Maine’s governor blames a heroin epidemic on dealers who “impregnate young white girls”

Hanna Kozlowska
By Hanna Kozlowska

Investigative reporter

Maine governor Paul LePage is in hot water for making racially-charged comments about the heroin crisis in his state during a town hall meeting on Wednesday (Jan. 6). Drugs are coming into Maine from the outside, he said, by dealers with names like “D-Money,” and “Smoothie”:

“These are guys with the name D-Money, Smoothie, Shifty—these types of guys—they come from Connecticut and New York, they come up here, they sell their heroin, they go back home,” LePage said, according to the Portland Press Herald. “Incidentally, half the time they impregnate a young white girl before they leave, which is a real sad thing because then we have another issue we have to deal with down the road.”
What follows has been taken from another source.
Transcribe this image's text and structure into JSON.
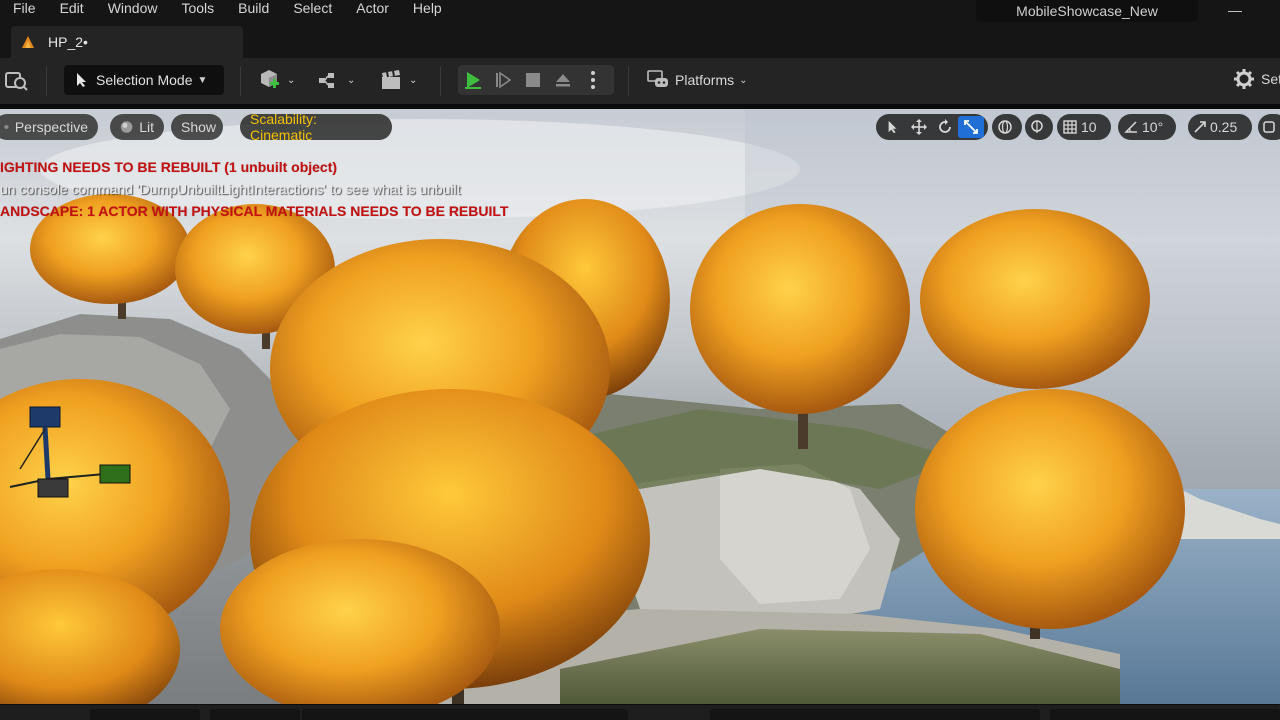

LePage is known for incendiary statements, and has sparked outrage even among Republicans in Maine. “This is one of the most offensive statements yet from this governor,” Lance Dutson, a GOP political consultant wrote on his blog.

“LePage’s racist rants sadly distract from efforts to address one of our nation’s most pressing problems,” a Hillary Clinton campaign spokesman said in a statement. 

Le Page made national news for endorsing New Jersey governor Chris Christie for president in July.

Explaining his boss’s comments, Peter Steele, a spokesman for LePage, said in a statement that “the governor is not making comments about race. Race is irrelevant.”

He added: “What is relevant is the cost to state taxpayers for welfare and the emotional costs for these kids who are born as a result of involvement with drug traffickers. His heart goes out to these kids because he had a difficult childhood, too.”

Maine has become a haven for the heroin trade, as opiates have become harder to come by in the last decade and the heroin supply is abundant. Prices for a gram can be as much as three times higher than in New York, according to the Press Herald. Seventeen percent of people arrested last year by the Maine Drug Enforcement Agency for drug trafficking were not Maine residents.